Boy Scouts with beer
To help even more people in Rotherham, Steve also joined his local Round Table club as a young doctor and has been part of it for over 30 years. The Burns family have had three Round Table chairmen, with Steve’s two sons following in his footsteps.
Known as boy scouts with beer, the Round Table don’t just sit there talking – they get out in the field to actually make a difference to local people. While part of the group, Steve has done everything from creating a garden at Newman School to decorating an old gentleman’s home in Herringthorpe.
For 33 years, he has joined the Round Table on their annual Santa sleigh visits around the local area and last Christmas they raised £7,000 through donations over the ten nights. He’s even played the Santa role.
“One year a little bird, her father, told me that a young girl called Sarah wanted a painter’s set for Christmas and he’d search across the county to finally get one. I spotted her in the crowd with her mum and told her I, or Santa, was bringing her a painter’s set.
“Her dad was so pleased, he brought me a bottle of whisky round as he said it was the happiest he’d seen Sarah and his wife in years.”
By keeping all money raised local, the fundraising efforts from the Round Table has gone to numerous worthy causes from the local foodbanks to Rotherham Cancer Care and the Talking Newspaper.
“The hardest part is deciding who to give the money to. For some charities, what we donate is a drop in the ocean for them, while for others it’s a lifeline. Services such as the foodbank can help a lot of people with our donation. We want to make a bigger difference to people we know will appreciate our help and we’re always looking for deserving causes for the future.”
Mr Real Ale
And of course, we can’t talk about Steve Burns without mentioning the beer festival.
If you haven’t already gathered, Steve has always enjoyed beer in moderation and joined CAMRA 12 years ago after spotting a leaflet while out with friends in Sheffield.
“It said – ‘do you want to be a beer warrior?’ Damn straight I did.
Two weeks after I joined there was an AGM in Rotherham and, of course, I can’t go to things and not get involved so I volunteered with my friend Geoff Brown as joint fundraisers on the committee.”
One of the big events on the beer scene in Rotherham is the Real Ale and Music Festival which was then held at Oakwood School.

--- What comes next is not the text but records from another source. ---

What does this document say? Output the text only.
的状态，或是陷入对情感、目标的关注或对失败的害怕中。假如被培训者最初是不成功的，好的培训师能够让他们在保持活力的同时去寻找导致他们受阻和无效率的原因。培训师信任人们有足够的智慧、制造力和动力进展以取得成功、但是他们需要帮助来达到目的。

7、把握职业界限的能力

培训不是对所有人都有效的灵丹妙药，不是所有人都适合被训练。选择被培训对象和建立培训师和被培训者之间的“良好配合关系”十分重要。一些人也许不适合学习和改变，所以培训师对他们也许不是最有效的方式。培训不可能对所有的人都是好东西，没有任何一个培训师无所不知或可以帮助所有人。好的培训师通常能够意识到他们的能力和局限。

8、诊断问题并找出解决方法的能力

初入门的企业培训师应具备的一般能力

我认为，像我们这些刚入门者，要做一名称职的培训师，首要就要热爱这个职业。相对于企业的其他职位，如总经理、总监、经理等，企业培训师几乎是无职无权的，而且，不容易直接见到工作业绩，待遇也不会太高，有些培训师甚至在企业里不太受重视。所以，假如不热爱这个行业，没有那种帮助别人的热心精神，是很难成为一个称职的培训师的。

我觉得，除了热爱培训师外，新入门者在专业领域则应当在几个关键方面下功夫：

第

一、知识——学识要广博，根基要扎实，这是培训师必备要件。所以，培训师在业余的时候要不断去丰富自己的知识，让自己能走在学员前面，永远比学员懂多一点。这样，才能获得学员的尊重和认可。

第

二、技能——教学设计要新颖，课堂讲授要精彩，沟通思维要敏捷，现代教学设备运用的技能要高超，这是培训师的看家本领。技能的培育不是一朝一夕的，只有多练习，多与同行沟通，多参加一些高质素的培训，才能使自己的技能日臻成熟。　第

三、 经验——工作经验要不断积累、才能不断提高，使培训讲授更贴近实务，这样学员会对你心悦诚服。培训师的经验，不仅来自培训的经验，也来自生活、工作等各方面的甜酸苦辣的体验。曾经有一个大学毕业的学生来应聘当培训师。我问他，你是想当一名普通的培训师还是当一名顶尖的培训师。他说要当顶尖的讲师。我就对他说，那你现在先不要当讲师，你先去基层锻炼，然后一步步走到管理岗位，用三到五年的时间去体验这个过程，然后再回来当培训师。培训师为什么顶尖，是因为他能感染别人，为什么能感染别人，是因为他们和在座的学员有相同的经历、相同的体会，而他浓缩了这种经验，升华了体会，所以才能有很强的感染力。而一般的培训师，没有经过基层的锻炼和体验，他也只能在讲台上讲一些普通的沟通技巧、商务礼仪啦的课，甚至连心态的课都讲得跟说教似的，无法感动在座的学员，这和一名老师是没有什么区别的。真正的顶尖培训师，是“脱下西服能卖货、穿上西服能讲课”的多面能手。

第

Steve and Geoff ran the tombola and Janet took over the catering.
After 19 years at Oakwood, it moved to Magna in 2011 which Jim Charters, the then lead organiser, said would be his last event. With a life motto of ‘I’ll do it’, Steve took over as organiser with the first night at Magna being his first night in charge, helped by joint organiser for the music, John Hyslop.
Since then, Steve and John have continued to help the beer festival grow by moving with the times and enticing a wider audience with things like Prosecco cocktails, craft beer and a variety of music genres.

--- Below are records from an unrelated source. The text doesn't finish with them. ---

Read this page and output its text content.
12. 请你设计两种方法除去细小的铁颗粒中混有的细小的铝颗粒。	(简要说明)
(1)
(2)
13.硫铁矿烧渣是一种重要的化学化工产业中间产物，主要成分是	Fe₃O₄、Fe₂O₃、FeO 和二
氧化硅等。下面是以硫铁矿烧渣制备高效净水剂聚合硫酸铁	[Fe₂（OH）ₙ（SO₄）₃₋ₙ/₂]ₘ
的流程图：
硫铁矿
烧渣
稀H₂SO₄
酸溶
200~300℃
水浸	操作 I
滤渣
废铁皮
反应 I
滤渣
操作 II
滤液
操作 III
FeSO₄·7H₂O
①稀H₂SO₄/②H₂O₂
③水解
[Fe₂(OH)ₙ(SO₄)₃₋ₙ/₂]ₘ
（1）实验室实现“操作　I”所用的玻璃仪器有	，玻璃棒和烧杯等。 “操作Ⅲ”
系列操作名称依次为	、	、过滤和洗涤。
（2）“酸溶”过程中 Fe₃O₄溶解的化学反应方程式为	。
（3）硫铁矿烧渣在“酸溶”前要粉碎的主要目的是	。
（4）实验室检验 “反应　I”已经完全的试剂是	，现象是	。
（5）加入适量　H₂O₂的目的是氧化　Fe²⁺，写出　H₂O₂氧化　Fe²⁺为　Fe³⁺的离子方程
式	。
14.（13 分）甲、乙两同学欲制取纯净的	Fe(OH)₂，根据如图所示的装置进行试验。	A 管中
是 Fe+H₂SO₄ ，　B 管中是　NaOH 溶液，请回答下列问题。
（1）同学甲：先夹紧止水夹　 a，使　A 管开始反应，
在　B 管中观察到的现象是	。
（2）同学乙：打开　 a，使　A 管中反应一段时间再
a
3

Since the move to Magna, the beer festival has raised over £120,000 for various charities including Rotherham Hospice, Bluebell Wood and Weston Park Cancer Charity.
“Whenever John and I put on events, whatever it may be, we always do it for three reasons. One – to have a good time; two – to raise the profile of the charity; and three – to raise money.”
Steve has since gone on to chair the local CAMRA branch, along with being a trustee at Maples Cancer Care Centre and secretary of Rotherham BMA.
With such a busy schedule, it’s surprising how he manages to fit it all in while also spending time with his two grandsons or going to St James’ Park to watch his beloved Magpies.
“One thing I’ve learnt after listening to patients over the last 30 years is that people always regret the things they didn’t do. We never know what will happen tomorrow and I want to enjoy myself and say yes to anything – within reason.”